Convoluted Queer Valley Native
My name is Megan Bronson and I am a convoluted queer valley native. I grew up in the farm towns of the San Joaquin Valley, having lived, worked, or gone to school in Los Banos, Dos Palos, Santa Nella, Oro Loma, Merced, and Fresno. If there is any one thing I am connected to, it is this place and these people.
I received my AA in English from Merced College and transferred to Fresno State, majoring in the same. People often think that having a degree in English is about learning how to use a comma, or being constantly consumed by books, the truth is that getting an English degree is exposure to stories. I have traipsed the Caucuses with Tolstoy and lived in a Borges puzzle. But mostly, I have fallen in love with people.
Falling in love with people and stories has pushed me into some odd jobs. I was a writing tutor at Fresno State for two years because I wanted other people to enjoy reading and writing as much as I did. I was a wine specialist for a wine shop for three years because I enjoyed the culture of happy people. I was an editor at The Collegian for one year because I figured out that not only do I love other people’s voices, I love my own as well. Currently I work in disability law, helping people to get their voices heard in court. I also work at an adult school, helping students earn their diploma. I volunteer as an ambassador for My LBGT Plus, have a seat on Fresno State’s LBGTQ+ Advisory Board, serve as a trustee for UAW 4123 and have a seat on its executive board. I have a lot of interests, but the predominant interest is in helping other valley people through any means necessary.
I want to help people because at one point I needed help and when I reached out, there were hands to catch me. When I came out of the closet, I was not well received. My mother is devoutly Baptist and my family is predominantly conservative. For a long time my sexuality lived in shadows until I was forced to come out, or face being outed. Had I not been forced, I do not know if I would have ever come out. I might have just stayed an “ally” of the movement and watched love from afar. I know that I am not the only one. Here in 2016, in California, people are afraid to come out. They are afraid of the upheaval. They are afraid of distance that grows between those that do not understand that love transcends a political movement and that if I could be straight, I would be. I would love to imagine that my family would attend my future wedding. I would love to imagine that any child I might produce wouldn’t be politicized. I would love to imagine that I don’t have to worry about dying in a club. But I do not want to be straight if it means I do not get to love the woman that I do. I’d risk it all to hold her hand.
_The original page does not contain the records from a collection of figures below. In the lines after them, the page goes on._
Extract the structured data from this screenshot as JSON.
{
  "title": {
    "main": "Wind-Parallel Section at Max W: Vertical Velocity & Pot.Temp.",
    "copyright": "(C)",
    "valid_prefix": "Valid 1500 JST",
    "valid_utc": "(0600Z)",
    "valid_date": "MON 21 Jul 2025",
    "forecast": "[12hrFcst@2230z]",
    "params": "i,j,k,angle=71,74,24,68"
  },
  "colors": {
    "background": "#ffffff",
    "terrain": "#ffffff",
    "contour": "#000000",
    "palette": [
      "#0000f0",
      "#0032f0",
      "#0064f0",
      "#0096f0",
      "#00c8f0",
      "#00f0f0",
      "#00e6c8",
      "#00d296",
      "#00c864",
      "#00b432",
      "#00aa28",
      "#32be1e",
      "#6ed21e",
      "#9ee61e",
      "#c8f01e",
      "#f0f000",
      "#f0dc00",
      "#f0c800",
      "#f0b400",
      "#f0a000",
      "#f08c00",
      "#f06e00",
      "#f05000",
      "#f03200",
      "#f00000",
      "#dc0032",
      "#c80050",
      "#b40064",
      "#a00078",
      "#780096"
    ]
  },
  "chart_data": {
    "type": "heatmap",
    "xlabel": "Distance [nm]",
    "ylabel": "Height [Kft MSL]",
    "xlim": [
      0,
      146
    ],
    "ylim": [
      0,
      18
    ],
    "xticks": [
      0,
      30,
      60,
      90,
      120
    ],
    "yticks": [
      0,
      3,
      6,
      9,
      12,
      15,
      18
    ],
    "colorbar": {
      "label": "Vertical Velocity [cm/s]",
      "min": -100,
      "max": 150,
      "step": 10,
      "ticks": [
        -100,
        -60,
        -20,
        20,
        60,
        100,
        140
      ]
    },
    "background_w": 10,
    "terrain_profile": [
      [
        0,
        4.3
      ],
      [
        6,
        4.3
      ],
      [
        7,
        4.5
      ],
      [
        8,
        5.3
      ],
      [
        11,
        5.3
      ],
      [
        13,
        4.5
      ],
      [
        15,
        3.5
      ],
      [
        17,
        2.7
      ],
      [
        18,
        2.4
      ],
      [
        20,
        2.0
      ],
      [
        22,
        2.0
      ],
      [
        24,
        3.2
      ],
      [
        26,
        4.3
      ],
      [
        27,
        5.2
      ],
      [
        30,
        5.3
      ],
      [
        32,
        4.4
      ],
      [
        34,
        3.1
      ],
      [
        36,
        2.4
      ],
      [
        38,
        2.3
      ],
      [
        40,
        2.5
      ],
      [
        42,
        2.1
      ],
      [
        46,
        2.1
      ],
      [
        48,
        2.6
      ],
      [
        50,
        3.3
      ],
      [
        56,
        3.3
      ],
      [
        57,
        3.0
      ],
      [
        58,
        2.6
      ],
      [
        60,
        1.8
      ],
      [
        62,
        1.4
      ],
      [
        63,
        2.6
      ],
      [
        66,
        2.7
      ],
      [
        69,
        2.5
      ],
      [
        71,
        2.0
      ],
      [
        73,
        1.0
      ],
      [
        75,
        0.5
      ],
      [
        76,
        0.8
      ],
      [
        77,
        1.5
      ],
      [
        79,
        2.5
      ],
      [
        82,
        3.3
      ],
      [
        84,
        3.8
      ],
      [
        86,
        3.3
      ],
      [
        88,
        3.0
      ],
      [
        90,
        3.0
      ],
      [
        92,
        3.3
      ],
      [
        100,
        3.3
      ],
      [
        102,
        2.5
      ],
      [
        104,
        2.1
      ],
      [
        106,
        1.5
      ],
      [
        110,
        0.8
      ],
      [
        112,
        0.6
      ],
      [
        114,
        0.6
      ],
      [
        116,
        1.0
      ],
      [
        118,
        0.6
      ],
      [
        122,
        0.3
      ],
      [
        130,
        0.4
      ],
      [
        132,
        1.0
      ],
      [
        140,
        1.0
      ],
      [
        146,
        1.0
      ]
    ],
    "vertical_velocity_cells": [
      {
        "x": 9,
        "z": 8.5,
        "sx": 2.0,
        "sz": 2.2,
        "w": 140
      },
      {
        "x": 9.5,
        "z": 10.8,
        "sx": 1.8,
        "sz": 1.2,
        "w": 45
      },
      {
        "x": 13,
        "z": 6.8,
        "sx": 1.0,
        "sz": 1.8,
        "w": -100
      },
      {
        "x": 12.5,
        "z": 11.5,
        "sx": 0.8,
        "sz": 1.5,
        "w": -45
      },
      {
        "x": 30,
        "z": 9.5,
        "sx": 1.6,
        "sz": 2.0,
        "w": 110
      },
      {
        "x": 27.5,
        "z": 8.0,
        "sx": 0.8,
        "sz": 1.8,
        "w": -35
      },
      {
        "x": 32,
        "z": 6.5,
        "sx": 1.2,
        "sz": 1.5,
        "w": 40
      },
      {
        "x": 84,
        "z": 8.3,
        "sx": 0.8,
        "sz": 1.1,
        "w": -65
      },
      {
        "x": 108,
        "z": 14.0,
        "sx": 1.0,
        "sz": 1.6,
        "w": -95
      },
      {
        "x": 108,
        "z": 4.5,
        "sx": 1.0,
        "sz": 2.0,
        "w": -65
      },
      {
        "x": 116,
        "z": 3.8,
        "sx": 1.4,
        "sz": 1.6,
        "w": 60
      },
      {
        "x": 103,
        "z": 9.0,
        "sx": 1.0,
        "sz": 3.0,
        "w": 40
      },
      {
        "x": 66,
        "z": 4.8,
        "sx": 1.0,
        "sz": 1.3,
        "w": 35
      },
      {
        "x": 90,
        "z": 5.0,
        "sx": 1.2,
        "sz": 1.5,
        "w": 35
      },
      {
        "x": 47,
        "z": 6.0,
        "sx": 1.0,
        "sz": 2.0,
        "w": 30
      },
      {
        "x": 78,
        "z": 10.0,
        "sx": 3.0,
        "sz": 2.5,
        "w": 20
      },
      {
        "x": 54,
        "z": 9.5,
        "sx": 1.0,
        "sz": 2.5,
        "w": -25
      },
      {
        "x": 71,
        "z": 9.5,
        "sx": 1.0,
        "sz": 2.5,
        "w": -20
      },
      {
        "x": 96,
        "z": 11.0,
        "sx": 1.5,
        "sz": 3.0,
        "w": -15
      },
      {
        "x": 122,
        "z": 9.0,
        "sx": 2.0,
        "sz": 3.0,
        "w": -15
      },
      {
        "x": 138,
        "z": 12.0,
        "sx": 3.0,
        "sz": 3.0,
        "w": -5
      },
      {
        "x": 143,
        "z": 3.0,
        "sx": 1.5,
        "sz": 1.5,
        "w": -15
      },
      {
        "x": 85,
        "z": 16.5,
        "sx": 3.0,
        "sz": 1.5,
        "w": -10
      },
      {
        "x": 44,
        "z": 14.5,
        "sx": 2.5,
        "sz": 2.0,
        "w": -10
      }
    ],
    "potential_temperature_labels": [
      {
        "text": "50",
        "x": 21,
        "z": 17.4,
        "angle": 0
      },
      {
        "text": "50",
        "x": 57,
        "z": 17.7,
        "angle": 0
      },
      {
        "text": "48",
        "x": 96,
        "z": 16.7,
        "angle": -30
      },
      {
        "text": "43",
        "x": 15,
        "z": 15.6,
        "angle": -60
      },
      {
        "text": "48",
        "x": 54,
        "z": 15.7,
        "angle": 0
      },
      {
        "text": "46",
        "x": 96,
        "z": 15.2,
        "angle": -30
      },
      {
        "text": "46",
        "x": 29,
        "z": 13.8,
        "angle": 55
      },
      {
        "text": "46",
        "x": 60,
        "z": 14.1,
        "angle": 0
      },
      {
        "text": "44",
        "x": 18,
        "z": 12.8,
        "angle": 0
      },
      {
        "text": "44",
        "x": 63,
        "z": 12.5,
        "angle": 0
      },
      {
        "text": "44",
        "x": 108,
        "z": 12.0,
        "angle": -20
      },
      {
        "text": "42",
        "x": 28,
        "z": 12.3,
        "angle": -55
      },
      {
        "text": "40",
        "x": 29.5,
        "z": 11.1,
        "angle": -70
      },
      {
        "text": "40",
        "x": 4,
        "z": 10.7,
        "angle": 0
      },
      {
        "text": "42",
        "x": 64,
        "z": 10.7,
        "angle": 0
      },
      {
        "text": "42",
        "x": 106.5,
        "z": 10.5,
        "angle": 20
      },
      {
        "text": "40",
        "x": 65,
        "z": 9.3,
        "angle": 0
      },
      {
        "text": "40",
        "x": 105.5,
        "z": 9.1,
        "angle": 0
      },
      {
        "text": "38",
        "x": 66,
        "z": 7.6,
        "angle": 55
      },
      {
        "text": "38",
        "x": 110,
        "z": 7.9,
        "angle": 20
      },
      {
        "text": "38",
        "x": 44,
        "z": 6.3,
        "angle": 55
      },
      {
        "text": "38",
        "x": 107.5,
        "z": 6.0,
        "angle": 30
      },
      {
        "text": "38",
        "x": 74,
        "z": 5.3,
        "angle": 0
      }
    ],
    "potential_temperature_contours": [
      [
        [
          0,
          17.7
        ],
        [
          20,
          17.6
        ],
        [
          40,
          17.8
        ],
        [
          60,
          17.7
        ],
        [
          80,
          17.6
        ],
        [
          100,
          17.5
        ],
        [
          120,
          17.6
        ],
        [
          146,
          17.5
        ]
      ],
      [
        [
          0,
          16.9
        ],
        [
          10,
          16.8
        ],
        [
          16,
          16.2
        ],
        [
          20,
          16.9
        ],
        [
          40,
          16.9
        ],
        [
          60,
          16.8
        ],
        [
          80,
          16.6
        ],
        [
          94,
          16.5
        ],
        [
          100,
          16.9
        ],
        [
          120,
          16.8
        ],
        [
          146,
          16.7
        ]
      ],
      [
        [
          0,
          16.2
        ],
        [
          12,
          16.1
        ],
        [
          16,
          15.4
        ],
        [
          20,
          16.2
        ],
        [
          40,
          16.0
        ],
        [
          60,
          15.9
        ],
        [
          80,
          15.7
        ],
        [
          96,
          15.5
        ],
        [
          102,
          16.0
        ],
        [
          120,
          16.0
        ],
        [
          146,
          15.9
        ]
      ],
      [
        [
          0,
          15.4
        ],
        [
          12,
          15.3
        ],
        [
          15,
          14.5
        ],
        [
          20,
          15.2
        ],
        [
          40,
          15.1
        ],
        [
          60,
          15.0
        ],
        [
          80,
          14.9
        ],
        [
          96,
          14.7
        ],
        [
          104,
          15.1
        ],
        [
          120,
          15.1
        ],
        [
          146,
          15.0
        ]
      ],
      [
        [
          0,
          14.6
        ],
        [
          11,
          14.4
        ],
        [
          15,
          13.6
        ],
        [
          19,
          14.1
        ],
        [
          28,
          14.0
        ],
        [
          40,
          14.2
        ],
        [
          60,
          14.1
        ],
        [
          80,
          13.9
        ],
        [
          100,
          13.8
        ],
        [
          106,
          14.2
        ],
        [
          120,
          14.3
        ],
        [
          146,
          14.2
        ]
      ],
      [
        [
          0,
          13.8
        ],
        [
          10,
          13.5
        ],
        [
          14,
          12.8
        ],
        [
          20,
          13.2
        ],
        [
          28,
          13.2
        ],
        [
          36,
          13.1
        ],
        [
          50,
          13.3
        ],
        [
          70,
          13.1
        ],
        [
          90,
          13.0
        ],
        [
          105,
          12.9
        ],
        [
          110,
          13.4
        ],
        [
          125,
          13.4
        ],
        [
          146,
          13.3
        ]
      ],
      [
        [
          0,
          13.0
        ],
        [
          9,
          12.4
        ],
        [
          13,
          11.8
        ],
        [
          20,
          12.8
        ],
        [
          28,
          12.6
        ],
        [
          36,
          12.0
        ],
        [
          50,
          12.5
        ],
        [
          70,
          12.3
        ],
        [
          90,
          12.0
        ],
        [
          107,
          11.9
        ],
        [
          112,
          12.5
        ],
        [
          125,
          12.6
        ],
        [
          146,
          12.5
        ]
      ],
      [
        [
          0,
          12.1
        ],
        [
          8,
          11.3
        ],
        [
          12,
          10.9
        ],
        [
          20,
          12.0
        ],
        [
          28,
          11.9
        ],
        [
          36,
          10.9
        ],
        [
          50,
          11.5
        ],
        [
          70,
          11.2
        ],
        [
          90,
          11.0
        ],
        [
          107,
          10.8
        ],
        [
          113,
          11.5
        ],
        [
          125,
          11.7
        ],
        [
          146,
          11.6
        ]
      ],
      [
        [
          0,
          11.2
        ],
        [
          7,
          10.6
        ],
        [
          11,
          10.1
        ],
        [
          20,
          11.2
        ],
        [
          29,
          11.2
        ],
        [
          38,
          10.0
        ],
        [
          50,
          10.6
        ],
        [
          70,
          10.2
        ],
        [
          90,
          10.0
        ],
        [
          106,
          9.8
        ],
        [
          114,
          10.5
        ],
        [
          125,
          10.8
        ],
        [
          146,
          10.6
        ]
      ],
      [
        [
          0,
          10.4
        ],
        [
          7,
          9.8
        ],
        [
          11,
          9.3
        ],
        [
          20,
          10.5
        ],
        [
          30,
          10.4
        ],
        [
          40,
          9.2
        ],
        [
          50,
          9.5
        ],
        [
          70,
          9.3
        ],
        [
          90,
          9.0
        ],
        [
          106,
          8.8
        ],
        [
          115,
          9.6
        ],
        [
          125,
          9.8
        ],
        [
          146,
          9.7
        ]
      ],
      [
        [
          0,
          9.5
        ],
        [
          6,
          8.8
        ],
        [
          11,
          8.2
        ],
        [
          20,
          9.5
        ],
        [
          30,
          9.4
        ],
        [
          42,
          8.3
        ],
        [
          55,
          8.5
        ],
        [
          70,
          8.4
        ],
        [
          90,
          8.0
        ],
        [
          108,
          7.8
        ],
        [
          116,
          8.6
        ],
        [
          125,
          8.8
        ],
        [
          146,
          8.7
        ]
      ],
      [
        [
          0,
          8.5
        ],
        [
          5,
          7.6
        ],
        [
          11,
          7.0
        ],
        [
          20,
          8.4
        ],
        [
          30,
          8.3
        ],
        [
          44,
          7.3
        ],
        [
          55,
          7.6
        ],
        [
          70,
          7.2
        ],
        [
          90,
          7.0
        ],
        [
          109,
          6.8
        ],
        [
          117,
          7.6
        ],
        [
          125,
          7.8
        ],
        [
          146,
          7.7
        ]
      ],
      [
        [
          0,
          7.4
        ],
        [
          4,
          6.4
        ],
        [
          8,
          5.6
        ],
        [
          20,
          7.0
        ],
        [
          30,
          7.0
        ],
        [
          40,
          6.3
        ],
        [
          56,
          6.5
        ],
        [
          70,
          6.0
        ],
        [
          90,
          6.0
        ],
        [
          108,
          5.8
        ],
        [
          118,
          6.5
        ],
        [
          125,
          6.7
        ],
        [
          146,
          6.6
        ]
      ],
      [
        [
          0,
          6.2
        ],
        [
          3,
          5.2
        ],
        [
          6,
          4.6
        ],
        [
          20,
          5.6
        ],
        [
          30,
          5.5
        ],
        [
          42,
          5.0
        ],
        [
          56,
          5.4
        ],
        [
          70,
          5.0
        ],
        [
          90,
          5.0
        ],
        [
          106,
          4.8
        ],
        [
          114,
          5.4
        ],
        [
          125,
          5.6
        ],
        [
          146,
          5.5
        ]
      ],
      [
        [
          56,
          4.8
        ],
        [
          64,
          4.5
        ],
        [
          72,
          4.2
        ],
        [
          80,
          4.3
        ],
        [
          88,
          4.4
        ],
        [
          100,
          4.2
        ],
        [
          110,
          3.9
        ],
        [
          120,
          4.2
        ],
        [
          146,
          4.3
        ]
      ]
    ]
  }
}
When people ask me if coming out was hard, I do not really know what to say. Yes, coming out was hard. But it is never over. Every day we come out. It is deciding whether we tell our co workers about our partners. It is smiling through unsolicited inquiry from the opposite sex. It is knowing that the moment you tag your partner in something, a new Facebook friend is going to find out. Every day of being out presents new challenges and new surprises; every day presents new opportunity. My niece will grow up with two aunts instead of just one. Her eyes will be opened to the world much sooner than mine had ever been. I am envious of her and proud of her at the same time. Our next generation of queer kids will have more allies than they know what to do with, and maybe then we can stop calling them allies and just start calling them people.